The Dictionary of Obscure Sorrows calls this type of narrow perspective where as humans we seem to deny our capacity for bigger thinking and feeling occhiolism
n. the awareness of how fundamentally limited your senses are–noticing how little of your field of vision is ever in focus, how few colors you’re able to see, how few sounds you’re able to hear, and how intrusively your brain fills in the blanks with its own cartoonish extrap-olations-which makes you wish you could experience the whole of reality instead of only ever catching a tiny glimpse of it, to just once step back from the keyhole and finally open the door. This is something that, as a therapist, I often talk about in session with my clients, how easy it is to fall into the narrative of only one possibility, and to let that narrative create your perception of reality; to fall prey to the notion that, if one thing exists, it is impossible for something else to exists simultaneously.

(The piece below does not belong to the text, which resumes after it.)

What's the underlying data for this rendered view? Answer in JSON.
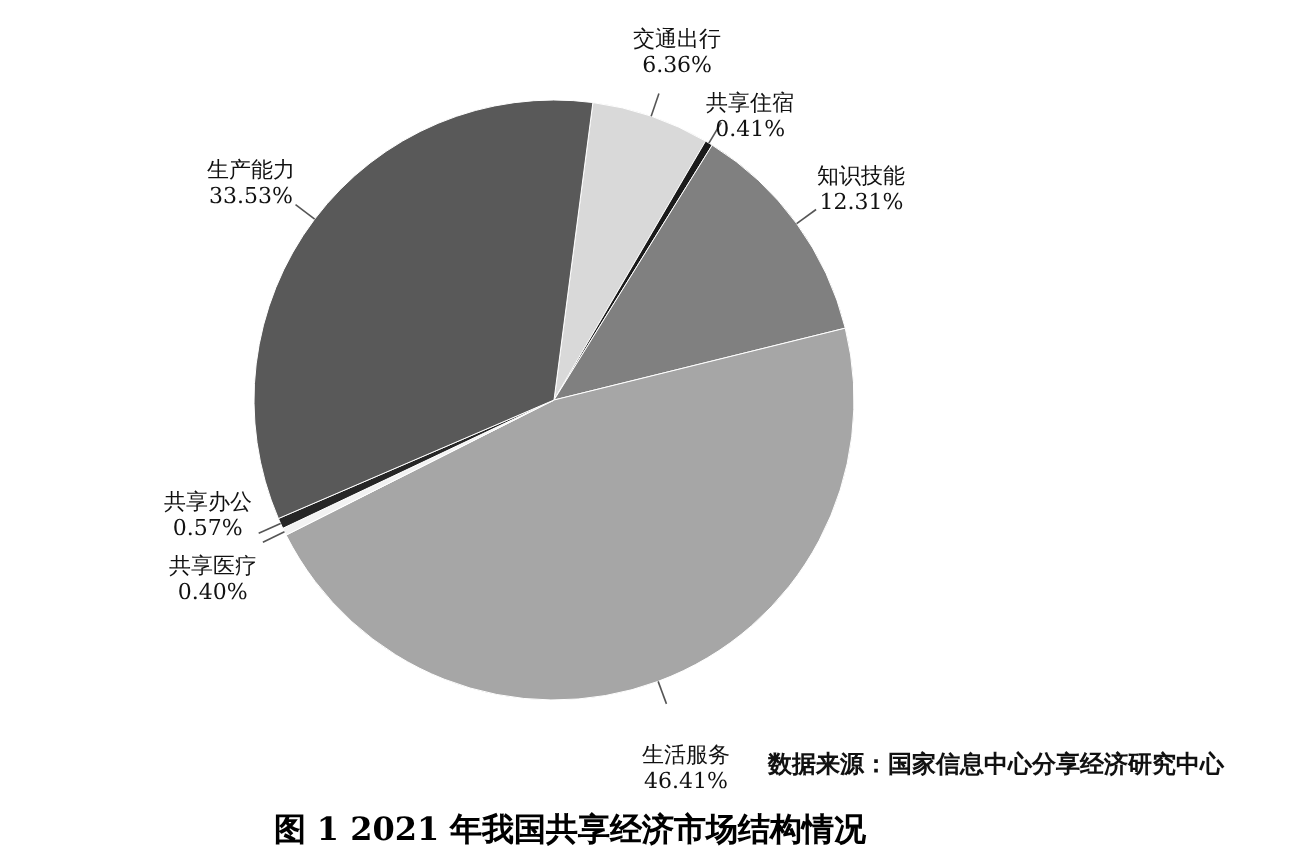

Papa loved everyone with passion. Libby, you were the undeniable love of his life. Not only that, but you also found the key to my heart, raw cookie dough. Patrick and Kelly, if I have learned anything as a stepparent it’s the true meaning of unconditional love, loving someone else’s children as much as you would your own. Papa loved y’all deeply as his own and I am so grateful that he brought us together as a family. Misty, you keep a spirit alive in this family that I know Papa felt when we lost your mother, Aunt Debbie. You are beautiful, fiery, and full of wit and grace, which I am sure you got not only from Papa but also from her. Mama, have the gentleness, the forgivingness, the resiliency, the humbleness, and the compassion. You bring the unconditional parts of Papa to everyone. Sis, you bring his intellect, his wisdom, his sincerity, his spirituality, and his deep fondness for investigation and inquiry. And I know, I know. I carry the torch of his stubbornness and hard headedness, which I personally like to call tenacity and perseverance, and his impulsivity, which some might call adventurousness. We can all thank Papa for who we have become as humans, and for the relationships he helped us weave. There’s not a person here whose life he has not touched, and for that, I will always be grateful.